Précisons simplement que les associations caritatives complètent les aides financières versées aux plus nécessiteux par les autorités publiques (Conseils généraux, Centres communaux et intercommunaux d’action sociale). Il arrive que les services sociaux orientent ainsi les personnes en difficulté vers le Secours catholique, le Secours populaire, les Restos du cœur ou la Société Saint-Vincent de Paul. Longtemps, ces organismes appréciaient eux-mêmes, selon leurs critères, s’ils accordaient ou non une aide. Puis certains d’entre eux se sont mis à exiger des « pauvres » qu’ils fournissent des attestations sur leur situation précaire, à faire remplir par les assistants sociaux. Comme pour atténuer une charité tous azimuts et « aveugle ». Un hommage de la vertu à la vertu, en quelque sorte.
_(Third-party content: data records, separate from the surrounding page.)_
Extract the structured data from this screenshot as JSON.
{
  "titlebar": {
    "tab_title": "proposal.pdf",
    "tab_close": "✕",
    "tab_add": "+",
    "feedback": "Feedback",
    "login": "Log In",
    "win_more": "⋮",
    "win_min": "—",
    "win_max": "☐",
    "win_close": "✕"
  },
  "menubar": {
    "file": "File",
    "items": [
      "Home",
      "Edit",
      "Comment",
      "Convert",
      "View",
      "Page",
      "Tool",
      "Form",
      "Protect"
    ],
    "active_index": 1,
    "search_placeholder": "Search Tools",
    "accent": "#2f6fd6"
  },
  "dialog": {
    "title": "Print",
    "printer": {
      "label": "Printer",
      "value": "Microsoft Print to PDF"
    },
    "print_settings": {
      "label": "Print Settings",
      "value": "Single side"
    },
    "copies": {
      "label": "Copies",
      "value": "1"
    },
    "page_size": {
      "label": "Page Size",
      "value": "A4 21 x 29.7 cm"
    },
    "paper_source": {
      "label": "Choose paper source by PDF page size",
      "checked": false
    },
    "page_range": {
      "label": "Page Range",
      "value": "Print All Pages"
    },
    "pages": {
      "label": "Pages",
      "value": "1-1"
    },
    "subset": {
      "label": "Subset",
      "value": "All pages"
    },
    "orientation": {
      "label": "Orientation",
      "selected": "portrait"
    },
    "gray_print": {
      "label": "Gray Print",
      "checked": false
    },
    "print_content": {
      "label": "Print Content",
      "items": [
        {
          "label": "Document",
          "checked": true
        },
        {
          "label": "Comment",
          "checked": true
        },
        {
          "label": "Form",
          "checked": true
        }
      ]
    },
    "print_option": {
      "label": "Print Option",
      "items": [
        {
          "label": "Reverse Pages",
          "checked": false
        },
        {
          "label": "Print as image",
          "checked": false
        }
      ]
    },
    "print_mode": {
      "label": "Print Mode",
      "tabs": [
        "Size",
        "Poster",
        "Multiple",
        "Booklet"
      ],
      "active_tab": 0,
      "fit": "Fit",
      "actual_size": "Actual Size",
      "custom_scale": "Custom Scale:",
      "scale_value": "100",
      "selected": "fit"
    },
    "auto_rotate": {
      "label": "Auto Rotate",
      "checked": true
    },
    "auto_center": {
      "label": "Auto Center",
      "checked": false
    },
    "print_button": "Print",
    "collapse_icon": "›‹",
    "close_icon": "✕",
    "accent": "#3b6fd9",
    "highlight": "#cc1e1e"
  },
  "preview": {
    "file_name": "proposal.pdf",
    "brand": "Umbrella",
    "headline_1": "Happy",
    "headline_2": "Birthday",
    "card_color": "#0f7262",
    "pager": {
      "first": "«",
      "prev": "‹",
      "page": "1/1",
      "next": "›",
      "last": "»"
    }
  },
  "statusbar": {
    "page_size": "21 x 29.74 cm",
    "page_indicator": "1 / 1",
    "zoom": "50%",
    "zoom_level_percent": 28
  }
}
Les services officiels, souvent considérés comme trop administratifs, pas vraiment charitables, ont du bon finalement, puisqu’ils sont capables d’évaluer la pertinence d’une demande d’aide. Sauf que ces services ont d’autres chats à fouetter. Et s’ils peuvent et doivent répondre aux demandes d’enquêtes de leur institution, ils ne peuvent se transformer en expert pour une kyrielle d’organismes (mutuelles, caisses de retraite, associations) qui, avant d’accorder une aide financière exceptionnelle, tentent d’obtenir des avis argumentés de ces professionnels sociaux qui travaillent au plus près des populations. Certains formulaires ainsi exigés s’avèrent plus bureaucratiques que les imprimés utilisés par l’Administration ! Les professionnels du social se sentent ainsi instrumentalisés, conduits à jouer un rôle qui n’est pas le leur. S’il importe que tous les intervenants auprès des plus démunis fonctionnent en bonne intelligence, cela ne peut se faire par des injonctions des uns envers les autres.

[Photo YF]

« Les jours heureux »

Pour clore sur une note qui cultive à la fois le passé et l’espérance, rappelons que le programme du CNR, le Conseil National de la Résistance, s’intitulait : « Les jours heureux ».